A master baker’s grandson

Sissi’s chef and baker Martin Hartmann learned the trade as a young child from his grandfather, who was a real master baker. Now, the Austrian spends most Tuesdays or Wednesdays baking in a Berlin kitchen with his team – they make about 100 loaves a week. Their range takes in South Tyrollean rye bread with nuts, spelt bread and plain white bread. “It goes like clockwork,” says Hartmann who sets a fast pace. This means that by the end of a baking session everyone is covered in flour and has bits of dough clinging to their clothes.

The starter dough – made from 50 percent crushed grain, 50 percent lukewarm water – is prepared the day before and left to ferment overnight. Yeast, flour, spices and other ingredients are added the next morning. It all goes into a 50-year-old mixer  that Hartmann is very proud of for 12 minutes, then kneaded and poured into tins and left to rise for an hour.

The team gets on to the next batch in the meantime. “Time is of the essence when it comes to baking bread,” says Hartmann. “Industrial bread really gets my goat, with all the chemical leaveners!”
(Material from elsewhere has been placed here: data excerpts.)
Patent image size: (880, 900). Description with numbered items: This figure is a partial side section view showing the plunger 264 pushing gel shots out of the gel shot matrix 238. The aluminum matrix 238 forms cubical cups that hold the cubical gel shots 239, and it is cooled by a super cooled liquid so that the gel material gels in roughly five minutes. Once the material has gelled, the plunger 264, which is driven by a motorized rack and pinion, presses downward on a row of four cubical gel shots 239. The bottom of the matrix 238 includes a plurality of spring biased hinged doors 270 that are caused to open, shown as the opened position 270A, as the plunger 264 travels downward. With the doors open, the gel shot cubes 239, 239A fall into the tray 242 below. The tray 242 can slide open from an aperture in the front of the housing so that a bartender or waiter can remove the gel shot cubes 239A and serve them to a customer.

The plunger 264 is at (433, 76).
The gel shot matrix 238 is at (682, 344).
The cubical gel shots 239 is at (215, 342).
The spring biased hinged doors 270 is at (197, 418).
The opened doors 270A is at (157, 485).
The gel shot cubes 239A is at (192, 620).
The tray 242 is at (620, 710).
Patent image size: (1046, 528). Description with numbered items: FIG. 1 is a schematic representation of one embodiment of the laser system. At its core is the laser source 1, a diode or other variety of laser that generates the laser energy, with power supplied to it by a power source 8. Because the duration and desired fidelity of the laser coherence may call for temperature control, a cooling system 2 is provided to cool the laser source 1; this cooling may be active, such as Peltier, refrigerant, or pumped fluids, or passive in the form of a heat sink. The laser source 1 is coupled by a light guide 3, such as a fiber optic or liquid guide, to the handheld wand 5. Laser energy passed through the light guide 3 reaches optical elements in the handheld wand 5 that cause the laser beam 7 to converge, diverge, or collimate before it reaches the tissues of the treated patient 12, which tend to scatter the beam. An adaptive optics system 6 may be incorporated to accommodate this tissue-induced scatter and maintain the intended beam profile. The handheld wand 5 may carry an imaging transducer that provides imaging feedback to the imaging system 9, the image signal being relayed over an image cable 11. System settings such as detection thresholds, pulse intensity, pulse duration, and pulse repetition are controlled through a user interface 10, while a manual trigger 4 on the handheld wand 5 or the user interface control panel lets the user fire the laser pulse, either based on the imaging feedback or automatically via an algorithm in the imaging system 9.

Once the dough has risen, it’s baked at 300 degrees for an hour in a preheated oven, which Hartmann is also very proud of.

Regulars at Sissi love the bread and often take a loaf back home with them. Hartmann says it’s not about filling guests up before the real meal arrives but about showing them quality. It’s also a question of money because it’s cheaper to bake bread than to buy it in from elsewhere.